I see a lot of bad takes on X about PhDs and frontier labs (not just this quoted tweet), so let me chime in.
For context, I didn't do a prestigious undergrad, worked a bit in a startup as an applied ML engineer, then did a PhD, and now work in a frontier lab.
A PhD isn't following a course from a teacher or magically becoming an overpowered scientist. It's about doing a few things with intense focus for a long time, alone. You may have a great advisor guiding you, but that only affects the learning rate. At the end of the day, it's a lot of alone time with you and your thoughts on a problem few people care about.
Good news: if you can find time, you can get a very similar experience! It'll be slower since you may not have as much free time, compute (though a free T4 on Colab is great), or an advisor and teammates (but there are great open communities).
Today's distinction between ML research and applied ML is often small. Grinding paper reproductions on Colab and improving them one step at a time is a great way to become a researcher.
The real worry is "Can I join a frontier lab without a PhD?" You'll face fierce competition for research scientist jobs, but even top PhD grads do—it's a mix of talent and luck. Re-implementing a paper and posting it on X probably isn't enough now, but publicly trying improvements and sharing interesting results, even as a blog post, can work! I know several frontier lab researchers, some extremely famous on X, who started this way.
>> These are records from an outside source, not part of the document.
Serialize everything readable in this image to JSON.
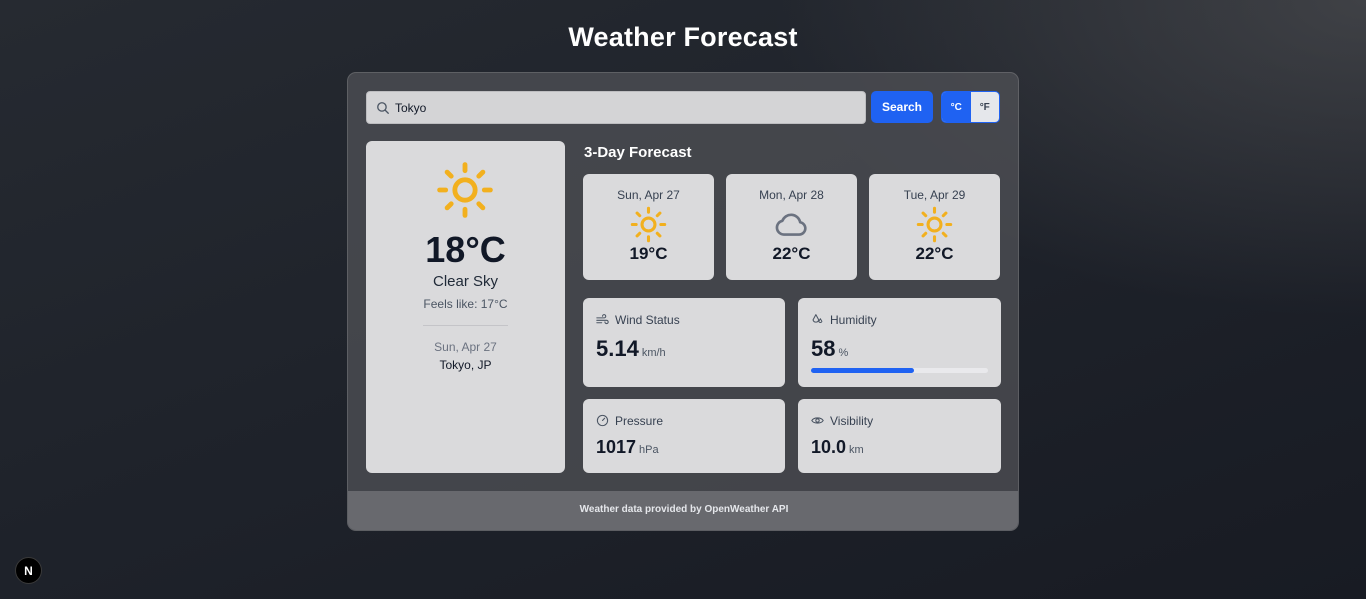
{
  "app": {
    "title": "Weather Forecast"
  },
  "search": {
    "value": "Tokyo",
    "button_label": "Search"
  },
  "units": {
    "celsius_label": "°C",
    "fahrenheit_label": "°F",
    "selected": "celsius"
  },
  "current": {
    "icon": "sun-icon",
    "temperature": "18°C",
    "condition": "Clear Sky",
    "feels_like": "Feels like: 17°C",
    "date": "Sun, Apr 27",
    "location": "Tokyo, JP"
  },
  "forecast": {
    "title": "3-Day Forecast",
    "days": [
      {
        "date": "Sun, Apr 27",
        "icon": "sun-icon",
        "temp": "19°C"
      },
      {
        "date": "Mon, Apr 28",
        "icon": "cloud-icon",
        "temp": "22°C"
      },
      {
        "date": "Tue, Apr 29",
        "icon": "sun-icon",
        "temp": "22°C"
      }
    ]
  },
  "stats": {
    "wind": {
      "label": "Wind Status",
      "value": "5.14",
      "unit": "km/h",
      "icon": "wind-icon"
    },
    "humidity": {
      "label": "Humidity",
      "value": "58",
      "unit": "%",
      "icon": "droplet-icon",
      "level": 0.58
    },
    "pressure": {
      "label": "Pressure",
      "value": "1017",
      "unit": "hPa",
      "icon": "gauge-icon"
    },
    "visibility": {
      "label": "Visibility",
      "value": "10.0",
      "unit": "km",
      "icon": "eye-icon"
    }
  },
  "footer": {
    "text": "Weather data provided by OpenWeather API"
  },
  "badge": {
    "text": "N"
  },
  "colors": {
    "accent": "#1f62f2",
    "sun": "#f2b01e",
    "cloud": "#6b7280"
  }
}
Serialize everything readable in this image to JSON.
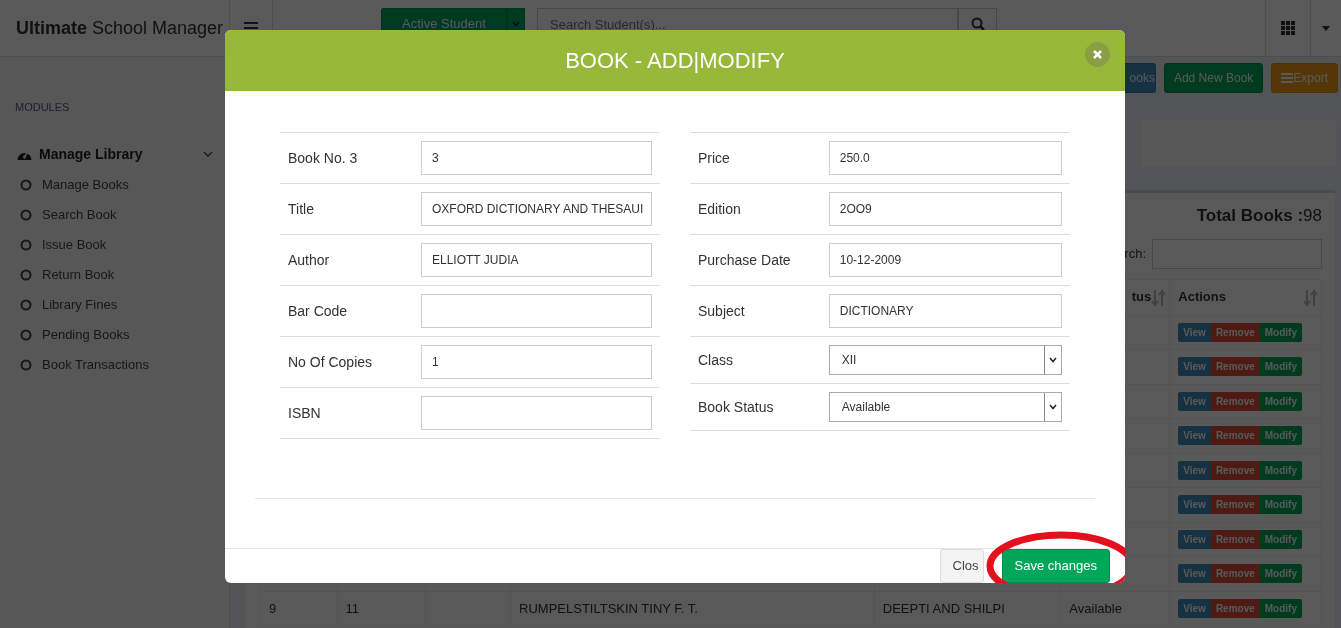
{
  "brand": "**Ultimate** School Manager",
  "navbar": {
    "student_filter": "Active Student",
    "search_placeholder": "Search Student(s)..."
  },
  "sidebar": {
    "heading": "MODULES",
    "groups": [
      {
        "label": "Manage Library",
        "expanded": true,
        "children": [
          {
            "label": "Manage Books"
          },
          {
            "label": "Search Book"
          },
          {
            "label": "Issue Book"
          },
          {
            "label": "Return Book"
          },
          {
            "label": "Library Fines"
          },
          {
            "label": "Pending Books"
          },
          {
            "label": "Book Transactions"
          }
        ]
      }
    ]
  },
  "toolbar": {
    "buttons": [
      {
        "label": "ooks",
        "kind": "info"
      },
      {
        "label": "Add New Book",
        "kind": "success"
      },
      {
        "label": "Export",
        "kind": "warning"
      }
    ]
  },
  "books_panel": {
    "total_label": "Total Books :",
    "total": "98",
    "search_label": "rch:",
    "columns": [
      {
        "label": "tus"
      },
      {
        "label": "Actions"
      }
    ],
    "rows": [
      {
        "actions": [
          "View",
          "Remove",
          "Modify"
        ]
      },
      {
        "actions": [
          "View",
          "Remove",
          "Modify"
        ]
      },
      {
        "actions": [
          "View",
          "Remove",
          "Modify"
        ]
      },
      {
        "actions": [
          "View",
          "Remove",
          "Modify"
        ]
      },
      {
        "actions": [
          "View",
          "Remove",
          "Modify"
        ]
      },
      {
        "actions": [
          "View",
          "Remove",
          "Modify"
        ]
      },
      {
        "actions": [
          "View",
          "Remove",
          "Modify"
        ]
      },
      {
        "actions": [
          "View",
          "Remove",
          "Modify"
        ]
      },
      {
        "column_1": "9",
        "column_2": "11",
        "column_4": "RUMPELSTILTSKIN TINY F. T.",
        "column_5": "DEEPTI AND SHILPI",
        "column_6": "Available",
        "actions": [
          "View",
          "Remove",
          "Modify"
        ]
      }
    ]
  },
  "modal": {
    "title": "BOOK - ADD|MODIFY",
    "left_fields": [
      {
        "label": "Book No. 3",
        "value": "3",
        "kind": "text"
      },
      {
        "label": "Title",
        "value": "OXFORD DICTIONARY AND THESAUI",
        "kind": "text"
      },
      {
        "label": "Author",
        "value": "ELLIOTT JUDIA",
        "kind": "text"
      },
      {
        "label": "Bar Code",
        "kind": "text"
      },
      {
        "label": "No Of Copies",
        "value": "1",
        "kind": "text"
      },
      {
        "label": "ISBN",
        "kind": "text"
      }
    ],
    "right_fields": [
      {
        "label": "Price",
        "value": "250.0",
        "kind": "text"
      },
      {
        "label": "Edition",
        "value": "2OO9",
        "kind": "text"
      },
      {
        "label": "Purchase Date",
        "value": "10-12-2009",
        "kind": "text"
      },
      {
        "label": "Subject",
        "value": "DICTIONARY",
        "kind": "text"
      },
      {
        "label": "Class",
        "value": "XII",
        "kind": "select"
      },
      {
        "label": "Book Status",
        "value": "Available",
        "kind": "select"
      }
    ],
    "buttons": [
      {
        "label": "Clos",
        "kind": "default",
        "highlighted": false
      },
      {
        "label": "Save changes",
        "kind": "success",
        "highlighted": true
      }
    ]
  }
}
Personally, I loved my PhD. It was time to learn and explore ideas fully and freely. Do you absolutely need one? No.
HOT TAKE:
Reality is, you can't actually work in top-quality ML research labs without a PhD.
Top research labs still look for people with PhDs and excellence in maths, stats, PyTorch, neural networks, and CUDA kernels.
In India, quality ML research labs are virtually nonexistent. Most good research labs are in the US/UK and China.
Implementing papers and working on T4 Colab is cool, but you won't cross the threshold to become a researcher.
99% of ML people belong to the applied side, which has better practical perks:
- MNCs or SF startups
- You can switch and get promoted every 1.5 years
- You can move to product management or CTO
- All you need is hands-on experience and not many research papers
- Cashflow is best
I really respect people who code research papers, but how long will you wait for your breakthrough? In 3 months, research evolves, and you're following it without actually building anything.
Stop following blindly! The world's best research labs pick only from top universities, not because you've implemented papers and posted on X!
Either go for a PhD outside India or stick to the applied ML side.
The job market is saturated and will remain so because we're evolving post-COVID.
On the other hand, no startup or research lab thinks about you. You must focus on your growth and money first, then look for impact.